Die gewürzten Rippchen dürfen nun ruhen. Wenn man Zeit hat, legt man sie für ein paar Stunden oder sogar über Nacht in den Kühlschrank. Wenn nicht, reicht auch eine halbe Stunde. Selbst dann entwickeln sie schon erstaunlich viel Geschmack.
Der Backofen wird auf 150 °C Ober-/Unterhitze vorgeheizt. Die Rippchen kommen auf ein mit Backpapier belegtes Blech oder in eine große Auflaufform. Dann werden sie gut mit Alufolie abgedeckt. Dieses „Einpacken“ ist wichtig, denn jetzt beginnt die sanfte Garphase. Die Rippchen backen etwa 2 bis 2½ Stunden ganz ruhig vor sich hin.
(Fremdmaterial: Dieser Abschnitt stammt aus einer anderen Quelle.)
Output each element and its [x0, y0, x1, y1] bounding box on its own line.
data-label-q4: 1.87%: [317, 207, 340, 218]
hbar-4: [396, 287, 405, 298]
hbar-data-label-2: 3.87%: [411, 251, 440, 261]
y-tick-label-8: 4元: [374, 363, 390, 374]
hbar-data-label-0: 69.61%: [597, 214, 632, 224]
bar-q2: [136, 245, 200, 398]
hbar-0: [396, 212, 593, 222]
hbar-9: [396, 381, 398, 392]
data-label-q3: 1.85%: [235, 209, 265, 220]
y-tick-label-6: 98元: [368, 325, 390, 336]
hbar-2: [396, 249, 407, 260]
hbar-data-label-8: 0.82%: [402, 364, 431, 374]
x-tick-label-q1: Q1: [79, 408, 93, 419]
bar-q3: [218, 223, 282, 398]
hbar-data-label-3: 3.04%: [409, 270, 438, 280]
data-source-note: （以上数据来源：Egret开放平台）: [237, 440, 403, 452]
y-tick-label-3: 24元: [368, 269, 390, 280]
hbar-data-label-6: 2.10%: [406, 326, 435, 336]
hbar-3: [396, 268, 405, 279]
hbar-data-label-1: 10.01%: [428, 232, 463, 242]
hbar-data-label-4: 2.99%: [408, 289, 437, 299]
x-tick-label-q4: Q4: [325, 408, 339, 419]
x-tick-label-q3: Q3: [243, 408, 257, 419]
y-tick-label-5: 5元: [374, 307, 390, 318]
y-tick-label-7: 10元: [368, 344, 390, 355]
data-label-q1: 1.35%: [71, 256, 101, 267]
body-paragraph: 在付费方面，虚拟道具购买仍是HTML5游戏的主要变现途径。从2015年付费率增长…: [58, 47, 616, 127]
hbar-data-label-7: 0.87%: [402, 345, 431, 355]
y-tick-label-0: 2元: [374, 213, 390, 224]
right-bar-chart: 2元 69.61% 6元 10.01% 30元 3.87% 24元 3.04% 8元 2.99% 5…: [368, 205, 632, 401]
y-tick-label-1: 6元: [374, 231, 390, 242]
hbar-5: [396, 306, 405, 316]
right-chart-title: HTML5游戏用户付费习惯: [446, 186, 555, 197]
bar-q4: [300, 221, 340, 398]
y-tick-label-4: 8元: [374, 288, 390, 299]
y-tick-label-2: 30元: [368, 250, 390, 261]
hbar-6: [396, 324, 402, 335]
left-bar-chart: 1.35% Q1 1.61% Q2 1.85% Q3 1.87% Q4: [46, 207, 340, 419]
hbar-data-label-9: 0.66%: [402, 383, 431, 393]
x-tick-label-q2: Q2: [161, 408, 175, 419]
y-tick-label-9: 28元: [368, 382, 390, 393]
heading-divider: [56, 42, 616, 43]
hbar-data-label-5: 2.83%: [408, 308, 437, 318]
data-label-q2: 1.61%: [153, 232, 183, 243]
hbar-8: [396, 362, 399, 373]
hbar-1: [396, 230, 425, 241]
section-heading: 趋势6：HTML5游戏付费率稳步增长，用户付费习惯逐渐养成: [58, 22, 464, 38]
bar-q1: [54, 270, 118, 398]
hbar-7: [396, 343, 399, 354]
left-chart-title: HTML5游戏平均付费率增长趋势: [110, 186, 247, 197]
Kein Wenden, kein Kontrollieren, kein Stress.
In dieser Zeit passiert im Ofen das Entscheidende: Das Bindegewebe löst sich langsam auf, das Fleisch wird weich, bleibt aber saftig. Genau diese langsame Hitze ist das Geheimnis zarter Ribs.
Währenddessen kann man ganz entspannt die BBQ-Sauce vorbereiten. Alle Zutaten kommen in einen kleinen Topf und werden bei mittlerer Hitze erwärmt. Dabei verbindet sich die Süße des Honigs mit der leichten Säure und den Gewürzen zu einer dicken, glänzenden Sauce. Sie sollte ein paar Minuten leicht köcheln, bis sie etwas eindickt.
Nach der Garzeit nimmt man die Rippchen aus dem Ofen, entfernt die Folie und bestreicht sie großzügig mit der Sauce. Jetzt passiert der zweite wichtige Schritt: Die Temperatur wird auf 200 °C erhöht, und die Rippchen kommen noch einmal für etwa 15–20 Minuten in den Ofen – diesmal offen. Dabei karamellisiert die Glasur, wird dunkel, klebrig und bildet diese typische BBQ-Kruste.
Der Duft in der Küche ist jetzt kaum noch auszuhalten. Süß, würzig, herzhaft – genau der Moment, in dem alle plötzlich „zufällig“ in die Küche kommen.
Nach dem Herausnehmen sollten die Rippchen ein paar Minuten ruhen. Dann lassen sie sich ganz leicht schneiden, und das Fleisch ist so zart, dass es fast von selbst vom Knochen fällt, aber eben nicht zerfällt.
Tipps aus meiner Küche
Diese Rippchen sind ein perfektes Beispiel dafür, dass gutes Essen keine komplizierte Technik braucht. Wichtig ist vor allem Geduld und eine ausgewogene Würzung. Wer mag, kann die Sauce etwas schärfer machen oder mit etwas Rauchsalz eine Grillnote hinzufügen. Auch mit Apfelsaft statt Orangensaft bekommt man eine wunderbar fruchtige Variante.
Als Beilage passen klassische Ofenkartoffeln, ein frischer Krautsalat oder einfach knuspriges Brot. Mehr braucht es eigentlich nicht, denn die Rippchen selbst sind schon das Highlight.
Und vielleicht ist genau das der Grund, warum dieses Rezept bei uns so beliebt ist: Es bringt alle an einen Tisch. Ohne großen Aufwand. Ohne Stress. Aber mit ganz viel Geschmack und diesem Gefühl, dass ein ganz normaler Tag plötzlich etwas Besonderes geworden ist.